Back Surgery Improper Diagnosis

Perhaps the most common causes of failed back surgery syndrome is the poor diagnosis and selection of patients as regards the spinal pathology that is causing their back and leg pain.  Diagnostic imaging can be extremely helpful to a clinician in order to highlight a likely troublesome lesion or structure in the spine.  However, there is no guarantee that it is this particular site of spinal stenosis, disc herniation, osteophyte growth, or spinal curvature that is responsible for the patients’ symptoms.


Selective Nerve Root Block

Patients may receive a selective nerve root block, or a series of these, prior to surgery in order to isolate the particular nerve responsible for their pain.  This localized steroid injection can reduce nerve inflammation, relieve the patients’ pain, clarify which nerve is the cause of the symptoms of back pain, leg pain, numbness, weakness, and paraesthesia, and may, in some cases actually allow the nerve to heal and remove the need for back surgery.  Discography can also be useful in ascertaining the degree of disc pain at the levels above or below the site being considered for spinal surgery.  Without fully comprehending the degeneration at adjacent segments, the back surgery may simply defer the stress and symptoms to another level or carry out the procedure at the level that is not responsible for either all or part of the pain.
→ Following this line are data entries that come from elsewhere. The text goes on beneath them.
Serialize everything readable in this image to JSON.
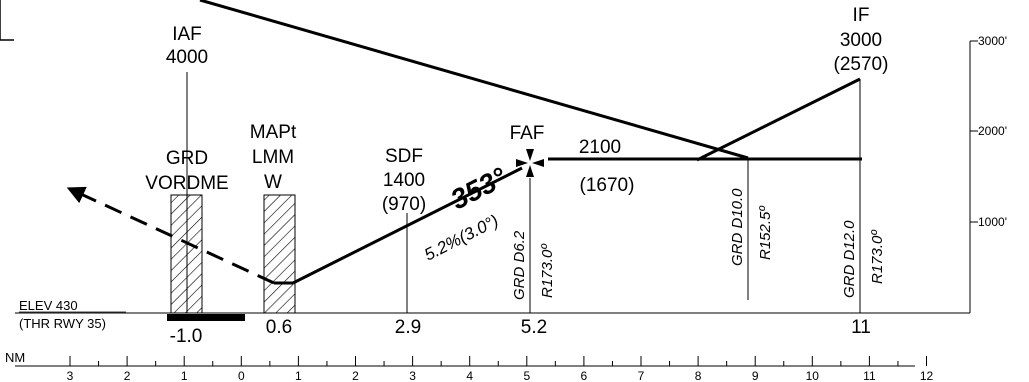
{
  "fixes": {
    "iaf": {
      "name": "IAF",
      "alt": "4000"
    },
    "grd": {
      "line1": "GRD",
      "line2": "VORDME"
    },
    "mapt": {
      "line1": "MAPt",
      "line2": "LMM",
      "line3": "W"
    },
    "sdf": {
      "name": "SDF",
      "alt": "1400",
      "height": "(970)"
    },
    "faf": {
      "name": "FAF"
    },
    "if": {
      "name": "IF",
      "alt": "3000",
      "height": "(2570)"
    }
  },
  "segment": {
    "alt": "2100",
    "height": "(1670)"
  },
  "course": {
    "value": "353°",
    "gradient": "5.2%(3.0°)"
  },
  "radials": {
    "faf_dist": "GRD D6.2",
    "faf_radial": "R173.0º",
    "d10_dist": "GRD D10.0",
    "d10_radial": "R152.5º",
    "d12_dist": "GRD D12.0",
    "d12_radial": "R173.0º"
  },
  "elevation": {
    "elev": "ELEV  430",
    "thr": "(THR RWY 35)"
  },
  "distances": [
    "-1.0",
    "0.6",
    "2.9",
    "5.2",
    "11"
  ],
  "altitude_scale": [
    "3000'",
    "2000'",
    "1000'"
  ],
  "nm_scale": {
    "unit": "NM",
    "ticks": [
      "3",
      "2",
      "1",
      "0",
      "1",
      "2",
      "3",
      "4",
      "5",
      "6",
      "7",
      "8",
      "9",
      "10",
      "11",
      "12"
    ]
  }
}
Some lesions in the spine are more reliable than others as predictors of back pain, with a disc herniation commonly identified as the root cause of leg pain, but not always implicated in the pathology of back pain, for example.  Accurately diagnosing piriformis syndrome as the cause of sciatica symptoms can save a patient from undergoing unnecessary back surgery.  Additionally, a patient may consider their back surgery to be a failure when, in fact, their symptoms were a combination of lumbar spinal stenosis and piriformis syndrome, for example.  In such a case, the second condition would require treatment before the back surgery may be considered successful.   Sacroiliac joint dysfunction (common amongst regular golfers) may be responsible for lower back pain and leg pain, as can a simple manganese deficiency.  Although certain misdiagnoses are unlikely, osteoarthritis or rheumatoid arthritis could be overlooked if a clinician finds initial evidence of spinal lesions and stenosis which could be the cause of back and leg pain.